L'échec de Renaud Camus se situe là, d'où justement un romantisme virulent, touchant parfois juste, lorsqu'on se rapproche de la contradiction entre villes et campagnes.
Voici ce qu'on peut lire dans le Le Département de la Lozère:
« On nous rebat quotidiennement les oreilles avec la « désertification » des campagnes. Et sans doute sont elles de moins en moins peuplées, c'est vrai. La Lozère ne le sait que trop bien, qui est passée en un siècle de cent cinquante mille à soixante-dix mille habitants.
Mais à ces populations toujours plus réduites correspond bizarrement une consommation d'espace sans cesse accrue. Des villages qui occupaient deux ou trois hectares quand ils comptaient six cent âmes en dévorent allègrement quinze ou vingt quand ils ne rassemblent plus que cent cinquante citoyens.
Les trois quarts des maisons sont vides, mais tout le monde veut en faire construire de nouvelles, des jeunes agriculteurs jusqu'aux nouveaux retraités, des résidents de nuit jusqu'aux campagnards du dimanche.
Ils disent tous : bâtir coûte moins cher que de restaurer, et en plus on se retrouve avec quelque chose de plus confortable...
De plus confortable, peut-être ; mais qui, dans les vilains matériaux du jour, sans noblesse, sans vibration sympathique dans l'air, sans lien profond avec la terre qui ne paraît jamais que les subir, comme une blessure, ne sera jamais autant une maison, aussi digne, aussi belle, d'autant assise et de sens qu'une maison de pierre, de fondation ancienne (…).

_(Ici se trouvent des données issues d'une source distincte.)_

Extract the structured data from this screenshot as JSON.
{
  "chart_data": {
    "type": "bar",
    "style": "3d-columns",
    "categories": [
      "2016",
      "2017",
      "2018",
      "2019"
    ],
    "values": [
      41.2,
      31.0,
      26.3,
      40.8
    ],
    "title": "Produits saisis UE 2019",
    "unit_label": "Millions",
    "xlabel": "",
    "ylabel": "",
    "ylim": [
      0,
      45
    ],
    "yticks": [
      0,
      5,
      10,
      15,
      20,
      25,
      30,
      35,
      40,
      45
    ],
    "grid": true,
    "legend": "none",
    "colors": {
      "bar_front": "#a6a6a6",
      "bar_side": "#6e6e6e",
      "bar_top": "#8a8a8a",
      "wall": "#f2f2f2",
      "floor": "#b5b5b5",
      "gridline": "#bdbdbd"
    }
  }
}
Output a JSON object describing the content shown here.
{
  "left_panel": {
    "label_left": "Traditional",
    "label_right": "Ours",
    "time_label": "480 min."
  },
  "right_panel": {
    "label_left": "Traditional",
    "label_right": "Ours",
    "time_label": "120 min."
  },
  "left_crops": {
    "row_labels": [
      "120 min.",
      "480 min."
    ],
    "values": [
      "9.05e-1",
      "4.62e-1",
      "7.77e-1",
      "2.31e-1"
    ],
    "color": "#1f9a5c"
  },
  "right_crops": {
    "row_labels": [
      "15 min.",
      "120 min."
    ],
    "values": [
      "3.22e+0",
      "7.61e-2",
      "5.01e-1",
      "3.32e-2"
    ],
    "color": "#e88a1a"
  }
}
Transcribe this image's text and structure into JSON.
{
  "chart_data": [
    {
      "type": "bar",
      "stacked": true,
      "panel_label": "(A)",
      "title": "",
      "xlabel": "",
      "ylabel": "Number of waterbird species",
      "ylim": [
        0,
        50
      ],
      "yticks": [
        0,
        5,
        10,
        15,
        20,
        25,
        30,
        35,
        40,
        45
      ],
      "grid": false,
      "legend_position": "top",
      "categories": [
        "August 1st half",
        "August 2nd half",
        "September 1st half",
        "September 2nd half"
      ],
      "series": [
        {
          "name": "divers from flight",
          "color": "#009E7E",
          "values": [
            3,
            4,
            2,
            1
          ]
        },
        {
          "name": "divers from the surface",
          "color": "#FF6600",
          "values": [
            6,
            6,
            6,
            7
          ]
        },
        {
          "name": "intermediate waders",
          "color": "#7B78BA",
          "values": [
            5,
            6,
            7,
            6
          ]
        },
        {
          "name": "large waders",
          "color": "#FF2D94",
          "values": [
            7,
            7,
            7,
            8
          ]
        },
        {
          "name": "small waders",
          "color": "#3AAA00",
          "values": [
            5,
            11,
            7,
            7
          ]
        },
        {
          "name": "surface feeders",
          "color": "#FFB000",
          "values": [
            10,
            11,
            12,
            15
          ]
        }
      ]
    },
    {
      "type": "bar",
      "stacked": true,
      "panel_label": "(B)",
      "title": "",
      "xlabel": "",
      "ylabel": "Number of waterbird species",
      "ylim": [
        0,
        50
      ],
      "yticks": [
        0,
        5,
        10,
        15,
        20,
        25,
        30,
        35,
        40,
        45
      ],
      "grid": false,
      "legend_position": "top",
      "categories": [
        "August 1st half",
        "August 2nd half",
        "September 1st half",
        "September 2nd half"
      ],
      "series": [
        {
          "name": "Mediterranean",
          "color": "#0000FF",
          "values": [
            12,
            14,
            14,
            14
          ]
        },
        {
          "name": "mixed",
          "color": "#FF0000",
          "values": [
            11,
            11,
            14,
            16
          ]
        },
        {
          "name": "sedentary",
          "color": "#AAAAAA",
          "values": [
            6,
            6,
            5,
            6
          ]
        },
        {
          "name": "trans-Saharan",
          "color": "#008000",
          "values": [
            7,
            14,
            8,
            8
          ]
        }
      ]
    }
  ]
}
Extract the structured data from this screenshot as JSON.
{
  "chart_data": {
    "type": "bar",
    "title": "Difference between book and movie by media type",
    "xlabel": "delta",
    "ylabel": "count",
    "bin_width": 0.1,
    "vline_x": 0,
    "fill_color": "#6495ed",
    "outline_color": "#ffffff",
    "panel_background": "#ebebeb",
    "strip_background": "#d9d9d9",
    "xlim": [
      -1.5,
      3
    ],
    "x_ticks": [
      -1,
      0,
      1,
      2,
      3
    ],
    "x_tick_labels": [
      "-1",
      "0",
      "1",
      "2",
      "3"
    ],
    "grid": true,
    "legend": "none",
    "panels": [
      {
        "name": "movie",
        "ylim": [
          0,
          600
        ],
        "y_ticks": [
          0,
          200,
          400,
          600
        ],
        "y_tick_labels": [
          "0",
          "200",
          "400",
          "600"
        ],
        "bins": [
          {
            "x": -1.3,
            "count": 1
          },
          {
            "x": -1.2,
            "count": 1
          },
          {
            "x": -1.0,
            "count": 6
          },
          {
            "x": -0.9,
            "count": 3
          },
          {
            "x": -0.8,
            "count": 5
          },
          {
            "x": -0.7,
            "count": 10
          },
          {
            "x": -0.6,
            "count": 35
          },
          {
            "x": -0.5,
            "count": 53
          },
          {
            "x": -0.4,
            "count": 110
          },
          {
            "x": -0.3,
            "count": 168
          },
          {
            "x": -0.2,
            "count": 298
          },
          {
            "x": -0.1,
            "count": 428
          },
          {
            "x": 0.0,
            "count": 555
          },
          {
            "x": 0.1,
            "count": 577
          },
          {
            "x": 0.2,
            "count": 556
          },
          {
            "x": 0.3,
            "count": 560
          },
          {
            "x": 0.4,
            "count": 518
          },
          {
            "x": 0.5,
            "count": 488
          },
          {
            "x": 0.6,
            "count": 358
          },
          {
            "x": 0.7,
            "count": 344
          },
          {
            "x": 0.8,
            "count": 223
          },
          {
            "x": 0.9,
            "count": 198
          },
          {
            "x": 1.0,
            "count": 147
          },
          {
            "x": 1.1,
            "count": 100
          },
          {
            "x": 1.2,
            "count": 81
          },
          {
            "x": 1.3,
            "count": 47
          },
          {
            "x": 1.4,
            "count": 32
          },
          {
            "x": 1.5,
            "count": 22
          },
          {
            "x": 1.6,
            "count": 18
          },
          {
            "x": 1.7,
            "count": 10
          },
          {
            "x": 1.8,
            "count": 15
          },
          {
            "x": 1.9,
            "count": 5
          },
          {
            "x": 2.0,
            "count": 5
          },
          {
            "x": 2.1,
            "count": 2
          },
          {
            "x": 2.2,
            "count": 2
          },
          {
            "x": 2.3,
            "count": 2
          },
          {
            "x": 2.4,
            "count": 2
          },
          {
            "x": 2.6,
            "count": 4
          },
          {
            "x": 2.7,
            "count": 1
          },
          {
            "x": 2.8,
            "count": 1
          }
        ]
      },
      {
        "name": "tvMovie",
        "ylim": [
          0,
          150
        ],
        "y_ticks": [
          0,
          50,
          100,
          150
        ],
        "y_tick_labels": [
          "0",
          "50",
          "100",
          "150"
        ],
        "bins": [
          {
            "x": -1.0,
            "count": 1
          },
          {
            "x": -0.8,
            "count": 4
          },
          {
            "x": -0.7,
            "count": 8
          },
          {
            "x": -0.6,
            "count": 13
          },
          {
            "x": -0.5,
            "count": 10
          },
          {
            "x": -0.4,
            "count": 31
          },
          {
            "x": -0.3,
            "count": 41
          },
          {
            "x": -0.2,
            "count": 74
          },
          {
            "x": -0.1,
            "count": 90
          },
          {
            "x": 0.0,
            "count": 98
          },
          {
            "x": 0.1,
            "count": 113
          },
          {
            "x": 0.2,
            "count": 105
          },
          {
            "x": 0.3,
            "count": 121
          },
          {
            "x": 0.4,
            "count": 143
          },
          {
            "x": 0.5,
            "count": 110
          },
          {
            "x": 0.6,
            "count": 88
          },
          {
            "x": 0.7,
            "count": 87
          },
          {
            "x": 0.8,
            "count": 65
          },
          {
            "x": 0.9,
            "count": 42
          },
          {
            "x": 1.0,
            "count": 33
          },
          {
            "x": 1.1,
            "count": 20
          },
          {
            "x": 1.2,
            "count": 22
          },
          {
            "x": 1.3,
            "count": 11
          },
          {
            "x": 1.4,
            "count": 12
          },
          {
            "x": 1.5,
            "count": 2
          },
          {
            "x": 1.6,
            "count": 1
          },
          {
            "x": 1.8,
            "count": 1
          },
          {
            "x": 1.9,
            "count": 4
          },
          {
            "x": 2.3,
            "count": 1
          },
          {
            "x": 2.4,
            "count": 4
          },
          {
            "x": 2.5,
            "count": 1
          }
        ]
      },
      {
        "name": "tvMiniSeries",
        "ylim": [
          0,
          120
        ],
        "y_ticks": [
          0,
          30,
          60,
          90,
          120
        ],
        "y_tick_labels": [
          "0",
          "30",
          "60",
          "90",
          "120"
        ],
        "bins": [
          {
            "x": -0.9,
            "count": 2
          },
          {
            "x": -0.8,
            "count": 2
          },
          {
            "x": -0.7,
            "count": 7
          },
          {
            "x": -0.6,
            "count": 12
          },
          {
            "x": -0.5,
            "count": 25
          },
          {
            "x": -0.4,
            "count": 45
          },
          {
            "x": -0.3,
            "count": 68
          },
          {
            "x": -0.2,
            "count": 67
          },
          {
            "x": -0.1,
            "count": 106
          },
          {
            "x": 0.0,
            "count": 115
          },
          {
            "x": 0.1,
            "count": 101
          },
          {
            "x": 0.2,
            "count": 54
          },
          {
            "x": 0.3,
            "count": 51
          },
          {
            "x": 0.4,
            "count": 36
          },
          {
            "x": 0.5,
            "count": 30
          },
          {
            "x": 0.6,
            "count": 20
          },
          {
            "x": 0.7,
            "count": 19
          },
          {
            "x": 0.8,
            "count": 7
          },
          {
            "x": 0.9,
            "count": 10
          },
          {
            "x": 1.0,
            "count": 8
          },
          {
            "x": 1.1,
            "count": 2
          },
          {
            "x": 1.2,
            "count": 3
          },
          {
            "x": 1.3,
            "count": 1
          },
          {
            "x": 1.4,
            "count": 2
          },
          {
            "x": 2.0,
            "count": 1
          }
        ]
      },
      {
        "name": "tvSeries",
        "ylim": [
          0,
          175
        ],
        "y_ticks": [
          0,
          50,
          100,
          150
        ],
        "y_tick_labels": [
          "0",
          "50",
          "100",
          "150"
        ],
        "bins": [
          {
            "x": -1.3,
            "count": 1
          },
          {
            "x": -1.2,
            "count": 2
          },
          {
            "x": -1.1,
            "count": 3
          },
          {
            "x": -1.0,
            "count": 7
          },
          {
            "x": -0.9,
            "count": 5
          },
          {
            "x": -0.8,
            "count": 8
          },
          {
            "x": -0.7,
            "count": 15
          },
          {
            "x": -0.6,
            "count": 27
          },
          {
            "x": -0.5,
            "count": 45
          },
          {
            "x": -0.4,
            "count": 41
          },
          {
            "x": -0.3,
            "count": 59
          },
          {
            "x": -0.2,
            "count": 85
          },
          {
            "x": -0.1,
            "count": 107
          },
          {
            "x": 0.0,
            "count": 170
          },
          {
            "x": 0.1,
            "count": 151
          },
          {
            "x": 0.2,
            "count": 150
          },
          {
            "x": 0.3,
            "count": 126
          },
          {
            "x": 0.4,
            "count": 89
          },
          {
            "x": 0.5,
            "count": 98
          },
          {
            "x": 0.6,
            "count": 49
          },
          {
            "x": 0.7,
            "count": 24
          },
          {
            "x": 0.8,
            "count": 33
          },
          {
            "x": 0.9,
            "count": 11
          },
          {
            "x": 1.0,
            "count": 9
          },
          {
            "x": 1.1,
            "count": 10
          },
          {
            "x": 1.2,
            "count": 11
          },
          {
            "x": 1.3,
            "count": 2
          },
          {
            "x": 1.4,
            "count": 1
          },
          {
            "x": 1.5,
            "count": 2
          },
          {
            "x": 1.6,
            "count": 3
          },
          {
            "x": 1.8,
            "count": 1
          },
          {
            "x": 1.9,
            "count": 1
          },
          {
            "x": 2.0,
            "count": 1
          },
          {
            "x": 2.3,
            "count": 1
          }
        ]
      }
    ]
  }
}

A Châteauneuf, c'est bien pire. On n'arrive même plus à imaginer comment on a bien pu voir, en ce chef-lieu de canton ivre de banalité, de sens pratique, et de saine indifférence à la beauté, un des hauts lieux de la géographie négative (…).
Rien ne manque non plus sur la hauteur. Une ville, ce n'est pas seulement une forme, c'est aussi – surtout si elle occupe une éminence – la composition d'un volume.
Comment dix siècles ont-ils pu avoir le génie des volumes, sans y penser, et le nôtre le secret de les gâcher tous, dès qu'il bouge le petit doigt ?
Gendarmerie, institution spécialisée, lotissement villas blanches : toutes choses éminemment utiles, loin de nous de prétendre le contraire, et même indispensables, suppose-t-on.
Ceux qui détruisent les paysages avec leurs hangars de tôle ondulée, leurs camps de concentration pour les canards ou leurs dépôts Intermarché, ont toujours le même argument : pas moyen de faire autrement.
Et en effet, il n'y a pas moyen. La poésie est seule, ou disons la littérature, par décence – et c'est encore un bien grand mot ; l'âme, ou disons la liberté ; le paraître, ou disons la dignité, l'imposition de la forme, ou son maintien, le grand refus, en somme, le grand non, l'angélique et luciférien non serviam – seule, seuls contre tous, à se buter, absurdement, dans le déni de la contingence.
Ils sont ce qui trouve le moyen, quand il n'y a pas de moyen ; ce qui se dérobe obstinément aux lois de la statistique ; le reste irréductible, dans les opérations comptables du réel (…).
Face à la mairie et sa stupide façade se dresse une haute statue du Connétable, œuvre d'Hector Lemaire, assez gaiement pompier, et plaisamment trop grande pour cette ville et cette place.
L'espace qu'elle régit avait grand caractère, jadis : beau foirail percé au cœur de la bourgade sur son roc, elle-même commandant le plateau vide, ondoyant et venteux.
Mais l'aspiration à ressembler à tout est la plus forte. On démolit à tour de bras. Et ce qu'on ne démolit pas on le maquille ou le rhabille, afin que ce n'ait l'air de rien : un rien qui pourrait être n'importe où. »
Renaud Camus écrit ici, certainement, de belles lignes historiques, décrivant une réalité très nette, la forme d'une époque elle-même. Mais il parle de paysage au lieu de parler de la nature, et il critique les camps de concentration pour canards sans assumer leur dignité et leur droit à la vie libre.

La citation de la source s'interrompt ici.